The mbstring extension

PHP's mbstring extension provides character-aware equivalents of the standard string functions, prefixed with mb_. mb_strlen() counts actual characters (technically, encoded code points) instead of bytes, and mb_substr() slices on character boundaries so it never splits a multibyte sequence.

mbstring-fixed.php

PHP
<?php

$word = 'café';
$emoji = '🚀 launch';

echo mb_strlen($word) . PHP_EOL;    // 4 — actual character count
echo mb_strlen($emoji) . PHP_EOL;   // 8 — rocket + space + "launch"

echo mb_substr($word, 0, 3) . PHP_EOL; // 'caf' still, but safely
echo mb_substr($word, 0, 4);           // 'café' — full word, correct
4
8
caf
café
mb_strtoupper() and locale-aware case conversion

strtoupper() only understands plain ASCII, so it leaves accented letters completely unchanged. mb_strtoupper() (and its lowercase counterpart mb_strtolower()) correctly uppercase or lowercase characters outside the ASCII range, as long as you specify or have configured the right encoding.

mb-case-conversion.php

PHP
<?php

$city = 'québec';

echo strtoupper($city) . PHP_EOL;      // é is left alone
echo mb_strtoupper($city) . PHP_EOL;   // é becomes É correctly
QUéBEC
QUÉBEC
Setting the internal encoding

Most mb_* functions accept an optional encoding argument, but passing it every single call is repetitive. mb_internal_encoding() lets you set a default encoding once — near the top of a script or in a bootstrap file — so every subsequent mb_* call assumes UTF-8 (or whatever encoding your application uses) automatically.

internal-encoding.php

PHP
<?php

mb_internal_encoding('UTF-8');

$name = 'Zoë';

echo mb_strlen($name) . PHP_EOL;
echo mb_strtoupper($name);
3
ZOË
mbstring is usually enabled, but check
`mbstring` ships with most PHP distributions and is enabled in common setups like XAMPP by default, but it is technically an optional extension. If `mb_strlen()` throws a fatal "call to undefined function" error, check `phpinfo()` or `php -m` for `mbstring` and enable it in `php.ini` if it's missing.
Side-by-side: broken vs fixed

Putting the byte-based and multibyte-aware functions next to each other on the same input makes the difference concrete — this is the exact comparison worth running whenever a "string looks cut off weirdly" bug report involves non-English names or emoji.

side-by-side.php

PHP
<?php

$name = 'Renée 🎉';

echo 'strlen:    ' . strlen($name) . PHP_EOL;
echo 'mb_strlen: ' . mb_strlen($name) . PHP_EOL;

echo 'substr:    ' . substr($name, 0, 6) . PHP_EOL;
echo 'mb_substr: ' . mb_substr($name, 0, 6) . PHP_EOL;
strlen:    11
mb_strlen: 7
substr:    Renée
mb_substr: Renée 🎉

Byte-based

Multibyte-aware

Difference

strlen()

mb_strlen()

Bytes vs actual character count

substr()

mb_substr()

May split a character vs always slices on character boundaries

strtoupper() / strtolower()

mb_strtoupper() / mb_strtolower()

ASCII-only vs full Unicode case conversion

strpos()

mb_strpos()

Byte offset vs character offset

  • UTF-8 encodes many characters using more than one byte, so byte-counting functions overcount length.
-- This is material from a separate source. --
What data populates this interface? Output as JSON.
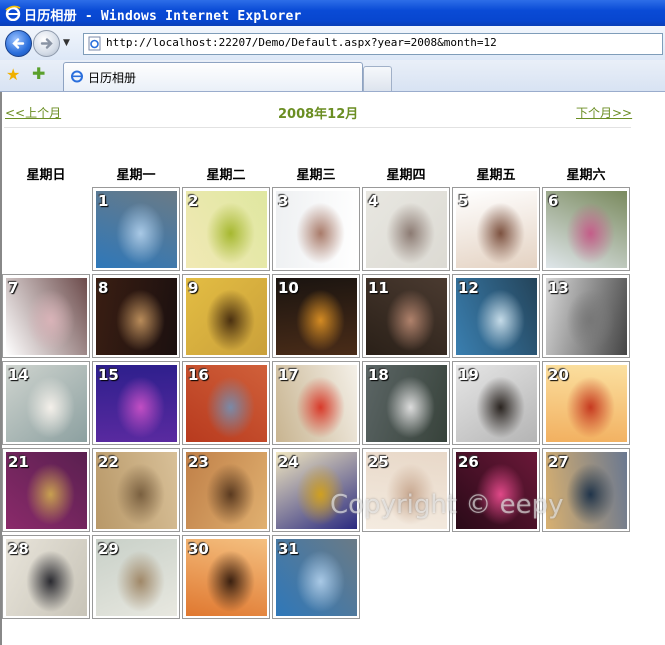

  • substr() can slice inside a multibyte character, producing invalid UTF-8 output.

  • The mbstring extension provides mb_ prefixed equivalents that operate on characters, not bytes.
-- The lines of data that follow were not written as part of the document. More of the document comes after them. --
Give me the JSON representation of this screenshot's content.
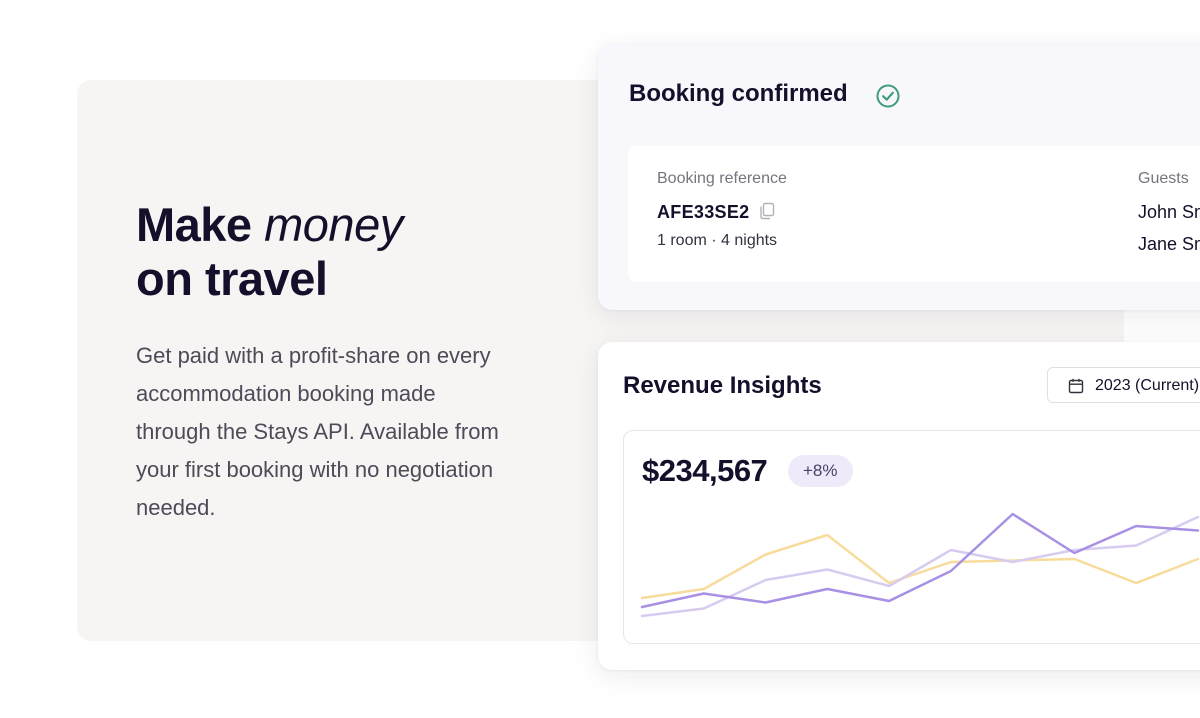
{
  "hero": {
    "headline_line1_plain": "Make ",
    "headline_line1_emphasis": "money",
    "headline_line2": "on travel",
    "body": "Get paid with a profit-share on every accommodation booking made through the Stays API. Available from your first booking with no negotiation needed."
  },
  "booking": {
    "title": "Booking confirmed",
    "status_icon": "check-circle-icon",
    "status_color": "#3e9b7c",
    "reference_label": "Booking reference",
    "reference_value": "AFE33SE2",
    "stay_summary": "1 room · 4 nights",
    "guests_label": "Guests",
    "guests": [
      "John Sm",
      "Jane Sm"
    ]
  },
  "revenue": {
    "title": "Revenue Insights",
    "period_selector": "2023 (Current)",
    "total": "$234,567",
    "change": "+8%"
  },
  "chart_data": {
    "type": "line",
    "x": [
      0,
      1,
      2,
      3,
      4,
      5,
      6,
      7,
      8,
      9
    ],
    "ylim": [
      0,
      100
    ],
    "grid": false,
    "legend": "none",
    "series": [
      {
        "color": "#f7dc9c",
        "values": [
          22,
          28,
          51,
          64,
          32,
          46,
          47,
          48,
          32,
          48
        ]
      },
      {
        "color": "#d7ccf0",
        "values": [
          10,
          15,
          34,
          41,
          30,
          54,
          46,
          54,
          57,
          76
        ]
      },
      {
        "color": "#a990e4",
        "values": [
          16,
          25,
          19,
          28,
          20,
          40,
          78,
          52,
          70,
          67
        ]
      }
    ]
  }
}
  • mb_internal_encoding() sets a script-wide default so you don’t repeat the encoding argument everywhere.

  • Always verify mbstring is enabled in the target environment before relying on it in production.

Tip
As a rule of thumb: if a string might ever contain user-entered names, non-English text, or emoji, default to the `mb_*` functions from the start rather than retrofitting them after a bug report about "weird cut-off text" comes in — it's much cheaper to write it correctly once than to hunt down every byte-based call later.